Brazil congressmen investigate brothel at dam site

AP News
Posted: Mar 08, 2013 5:59 PM

SAO PAULO (AP) — A congressional panel in Brazil has summoned directors of a company building a huge dam in the heart of the Amazon rain forest to explain the alleged presence of a brothel where women were forced to work in slave-like conditions, a spokesman for the lawmakers said Friday.

Vicente Bezerra, press adviser to the president of the panel, Congressman Arnaldo Jordy, said directors of the Belo Monte Construction Consortium have been called to "explain how a brothel could operate inside the area where the dam is being built." They are expected to be questioned within the next two weeks.
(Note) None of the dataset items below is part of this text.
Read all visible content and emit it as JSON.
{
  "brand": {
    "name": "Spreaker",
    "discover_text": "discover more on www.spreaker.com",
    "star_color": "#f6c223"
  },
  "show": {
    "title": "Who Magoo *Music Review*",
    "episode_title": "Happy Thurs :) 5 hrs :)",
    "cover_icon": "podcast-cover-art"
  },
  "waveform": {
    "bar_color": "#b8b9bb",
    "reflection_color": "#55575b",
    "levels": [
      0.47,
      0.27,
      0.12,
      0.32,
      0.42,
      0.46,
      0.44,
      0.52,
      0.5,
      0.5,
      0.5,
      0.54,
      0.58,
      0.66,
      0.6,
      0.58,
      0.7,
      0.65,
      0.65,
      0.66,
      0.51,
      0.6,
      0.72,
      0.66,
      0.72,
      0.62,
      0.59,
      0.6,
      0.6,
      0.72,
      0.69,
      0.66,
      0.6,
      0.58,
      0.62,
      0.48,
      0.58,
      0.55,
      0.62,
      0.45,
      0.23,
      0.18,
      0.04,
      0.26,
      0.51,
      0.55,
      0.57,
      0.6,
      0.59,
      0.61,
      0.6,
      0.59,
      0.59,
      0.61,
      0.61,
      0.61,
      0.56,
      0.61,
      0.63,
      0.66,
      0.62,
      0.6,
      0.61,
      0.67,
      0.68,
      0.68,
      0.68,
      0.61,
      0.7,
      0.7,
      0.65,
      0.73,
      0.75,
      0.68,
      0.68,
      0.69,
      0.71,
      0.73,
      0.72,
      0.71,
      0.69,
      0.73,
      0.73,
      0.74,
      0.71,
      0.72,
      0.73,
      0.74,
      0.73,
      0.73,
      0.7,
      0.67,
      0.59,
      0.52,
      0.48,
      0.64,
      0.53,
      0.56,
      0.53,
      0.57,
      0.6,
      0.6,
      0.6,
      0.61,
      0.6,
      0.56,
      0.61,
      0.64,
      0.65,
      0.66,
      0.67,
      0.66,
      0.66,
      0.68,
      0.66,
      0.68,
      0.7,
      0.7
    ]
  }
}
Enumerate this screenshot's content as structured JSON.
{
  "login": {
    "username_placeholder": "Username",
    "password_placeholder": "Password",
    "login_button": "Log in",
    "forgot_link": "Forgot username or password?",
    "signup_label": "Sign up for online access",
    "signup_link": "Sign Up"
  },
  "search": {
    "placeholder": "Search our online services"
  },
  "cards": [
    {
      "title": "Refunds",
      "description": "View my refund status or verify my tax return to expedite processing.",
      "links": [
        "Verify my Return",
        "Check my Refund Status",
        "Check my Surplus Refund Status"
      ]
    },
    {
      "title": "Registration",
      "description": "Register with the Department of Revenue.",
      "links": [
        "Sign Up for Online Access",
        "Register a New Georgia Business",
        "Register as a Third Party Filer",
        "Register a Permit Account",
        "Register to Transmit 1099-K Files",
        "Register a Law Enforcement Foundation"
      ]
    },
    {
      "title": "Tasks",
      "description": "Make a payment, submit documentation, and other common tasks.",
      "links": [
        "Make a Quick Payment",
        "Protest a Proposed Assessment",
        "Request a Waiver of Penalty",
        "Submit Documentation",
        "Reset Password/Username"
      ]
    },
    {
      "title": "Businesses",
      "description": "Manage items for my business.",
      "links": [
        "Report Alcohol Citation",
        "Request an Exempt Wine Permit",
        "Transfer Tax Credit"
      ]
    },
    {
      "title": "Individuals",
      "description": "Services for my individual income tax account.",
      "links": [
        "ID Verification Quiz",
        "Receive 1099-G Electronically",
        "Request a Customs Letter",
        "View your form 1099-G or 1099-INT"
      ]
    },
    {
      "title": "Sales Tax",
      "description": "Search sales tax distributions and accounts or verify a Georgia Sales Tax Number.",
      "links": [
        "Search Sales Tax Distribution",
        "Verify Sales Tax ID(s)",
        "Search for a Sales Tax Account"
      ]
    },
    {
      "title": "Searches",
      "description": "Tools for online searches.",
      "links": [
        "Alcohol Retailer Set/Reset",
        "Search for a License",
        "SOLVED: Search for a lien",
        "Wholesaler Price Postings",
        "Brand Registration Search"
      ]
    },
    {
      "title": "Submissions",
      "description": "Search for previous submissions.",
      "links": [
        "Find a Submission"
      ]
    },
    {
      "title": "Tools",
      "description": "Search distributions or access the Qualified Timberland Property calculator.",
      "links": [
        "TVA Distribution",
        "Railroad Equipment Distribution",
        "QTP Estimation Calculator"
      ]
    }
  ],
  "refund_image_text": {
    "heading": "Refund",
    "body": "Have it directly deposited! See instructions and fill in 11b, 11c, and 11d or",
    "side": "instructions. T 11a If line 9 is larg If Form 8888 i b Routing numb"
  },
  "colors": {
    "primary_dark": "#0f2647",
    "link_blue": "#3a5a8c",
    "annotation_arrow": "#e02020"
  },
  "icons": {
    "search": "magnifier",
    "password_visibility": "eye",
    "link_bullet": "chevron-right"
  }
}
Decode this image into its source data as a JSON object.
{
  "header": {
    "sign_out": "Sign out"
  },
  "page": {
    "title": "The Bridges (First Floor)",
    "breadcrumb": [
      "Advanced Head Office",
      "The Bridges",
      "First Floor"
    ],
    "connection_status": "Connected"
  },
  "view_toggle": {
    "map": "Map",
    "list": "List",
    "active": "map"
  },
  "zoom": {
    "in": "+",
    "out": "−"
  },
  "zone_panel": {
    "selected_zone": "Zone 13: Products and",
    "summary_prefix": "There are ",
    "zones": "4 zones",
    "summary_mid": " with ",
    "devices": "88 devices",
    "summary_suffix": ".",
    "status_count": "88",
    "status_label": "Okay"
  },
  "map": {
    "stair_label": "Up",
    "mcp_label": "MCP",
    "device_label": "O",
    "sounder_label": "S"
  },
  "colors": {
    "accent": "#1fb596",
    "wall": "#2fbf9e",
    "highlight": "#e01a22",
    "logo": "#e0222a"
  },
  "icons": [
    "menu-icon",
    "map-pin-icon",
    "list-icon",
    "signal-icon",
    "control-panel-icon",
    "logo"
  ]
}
"There is no way the Belo Monte Construction Consortium did not know of the existence of the brothel," Bezerra said, adding that to reach the brothel, investigators passed through an area with signposts indicating the land belonged to the consortium.

Bezerra said 18 women and one teenage girl worked in slave-like conditions in the brothel that was recently dismantled by police.

"The women were lured from to the region from all over Brazil with promises of a good jobs and high pay," he said. "But when they got there they were forced to work as prostitutes."

The teenager escaped the brothel a few weeks ago and alerted the police, he said

"We will certainly send directors to speak to the panel," said consortium press officer Fernando Santana. "We have done nothing wrong nor do we have anything to hide."

He said the brothel was located near the Belo Monte construction site but on land that belongs to "private parties and not to the consortium." He said he did not know who owned the land.

The $11 billion, 11,000-megawatt Belo Monte dam, on the Xingu River feeding the Amazon, will be the world's third-largest hydroelectric energy producer behind China's Three Gorges dam and the Itaipu dam, which straddles the Brazil-Paraguay border.

The government has said it will be a source of clean, renewable energy, and damage to the environment would be minimized.

But environmentalists and indigenous groups say the dam would devastate wildlife and the livelihoods of 40,000 people who live in the area to be flooded.